2010年春闘・闘争宣言

2010年春闘・闘争宣言



 国民春闘共闘委員会結成から、20年目の春闘が本格化する。
一昨年秋からの経済危機は、世界中に影響を及ぼした。とりわけ、外需依存を強め、労働者保護規制が緩和されていた日本では、首都東京に「派遣村」が出現するという極めて深刻な状況となった。その実態は改善されず、昨年末に設置された「公設派遣村」には、前年をはるかに上回る800人以上が殺到した。

 11月の完全失業率は5.2%と、いぜんとして過去最悪の水準にあり、失業者数は、前年同月より75万人も増え、331万人に達している。「非正規切り」に加えて「正規切り」が横行し、ワーキングプアといわれる年収200万円以下の労働者は、3年連続で1000万人を超えている。
 一方、大企業は、経済危機のもとでも、「順調に」内部留保を積み増してきた。97年に207兆円だった内部留保は、この10年で倍加し、428兆円にまでふくれ上がった。不況下でのこうした利益のため込みは、この間の相次ぐ賃下げ、解雇・雇止め、下請企業の単価たたき、仕事切りなどと表裏の関係にある。そしてこのことこそ、国民の消費を弱め、内需を縮小させ、日本経済を異常なまでの不況に落とし込んだ最大の元凶である。
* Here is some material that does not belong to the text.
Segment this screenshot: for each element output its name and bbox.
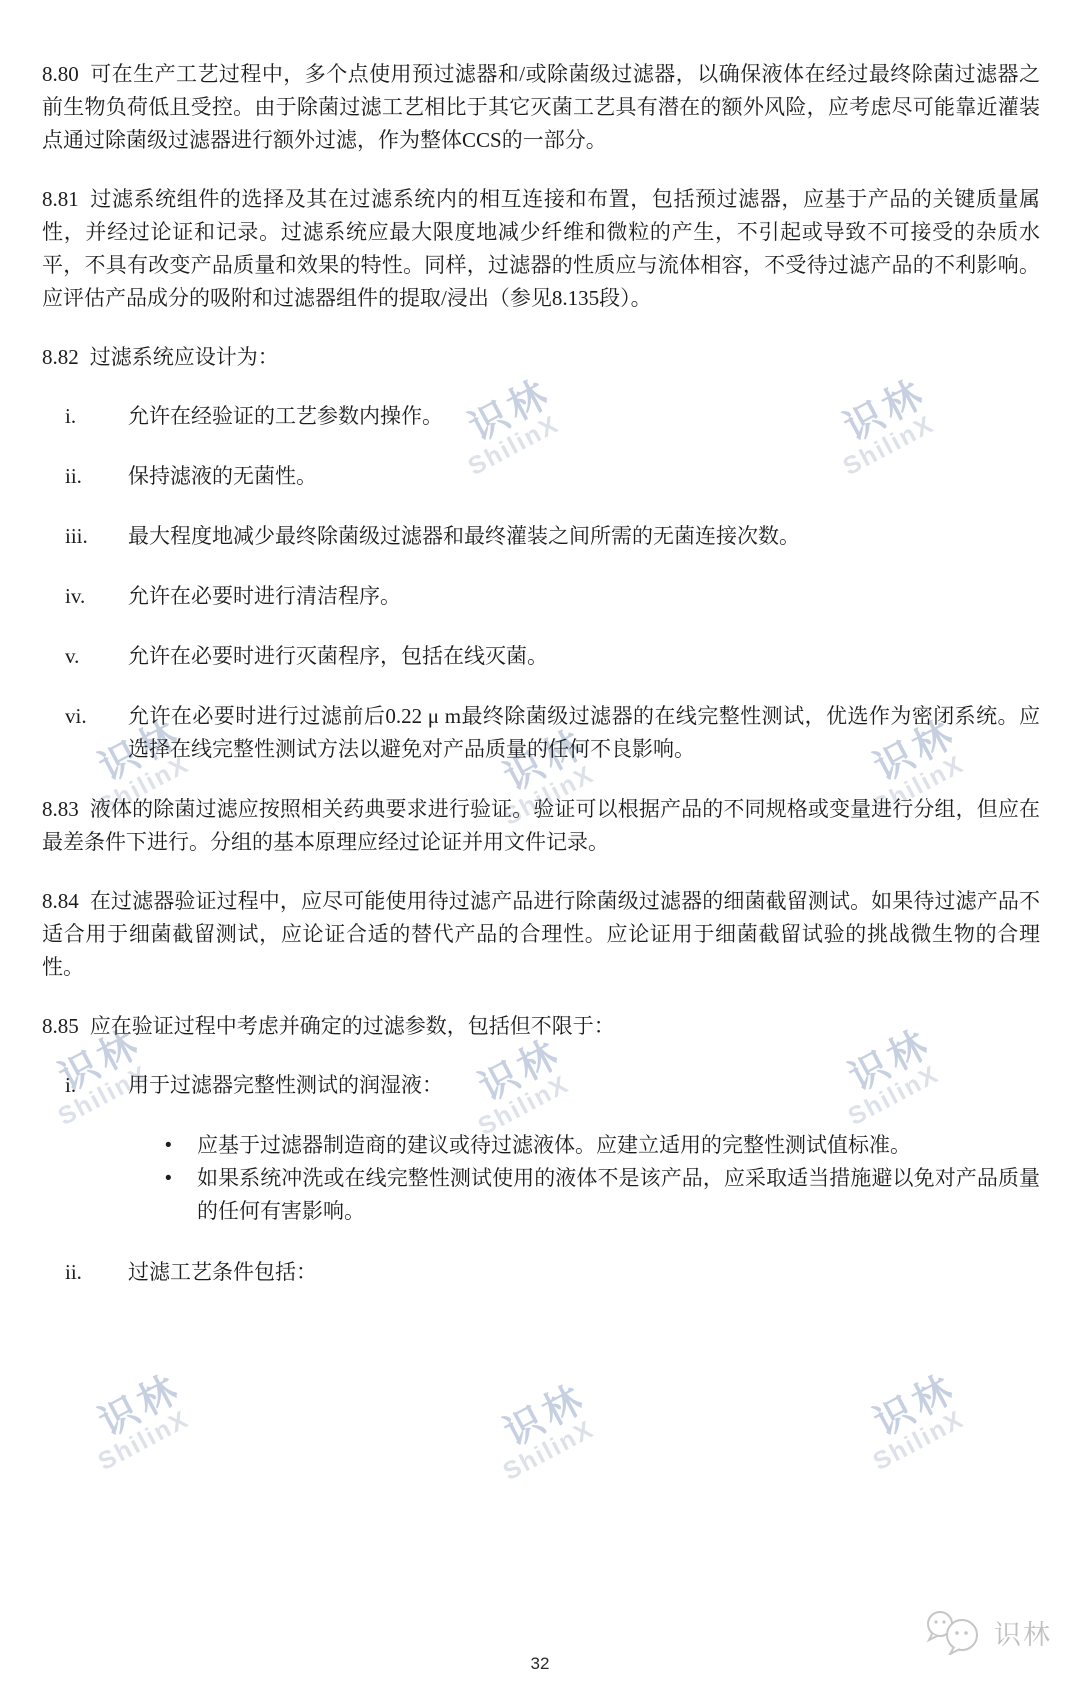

 新自由主義の名のもとに「構造改革」路線を突き進み、強きを助け、弱きをくじいてきた自公政治は、ついに昨年、国民から「退場」の審判を下され、新たに民主党を中心とする連立内閣が発足した。鳩山新政権は、生活保護の母子加算や子ども手当の創設、公立高校授業料無償化など国民向けの施策を具体化する一方、後期高齢者医療制度廃止を先送りし、労働者派遣法の改正や、全国一律最賃制度の具体化については消極的な姿勢にとどまっている。米軍普天間基地「移設」問題などで迷走し、内閣支持率は急速に下落している。

 2010年春闘は、従来の大企業中心社会を継続するのか、それとも国民の懐を温め、内需の拡大で経済を回復する道に本格的に踏み出すのかの選択の時期のたたかいとなる。
 国民春闘共闘委員会は、「変化をチャンスに、貧困・格差の解消、内需の拡大を」をスローガンに、「目に見え、音が聞こえる」2010年春闘をたたかう。
 「誰でも月額1万円、時給100円以上」の賃上げ統一要求を高く掲げ、大企業に対し、内部留保を取り崩し、雇用確保・賃上げにまわすことを強く要求する。政府に対し、労働者派遣法の抜本改正など「働くルール」の拡充、全国最賃「時給1000円以上」の実現、社会保障制度の充実などを求めてたたかっていく。「雇用守れ、仕事よこせ」の運動前進のために、中小企業など経営者との共同を強め、たたかいを職場・地域から展開する。
 新政権下で初めてたたかわれる2010年春闘を、21世紀に日本社会が大きく転換する画期とするために、ともに全力でたたかおう。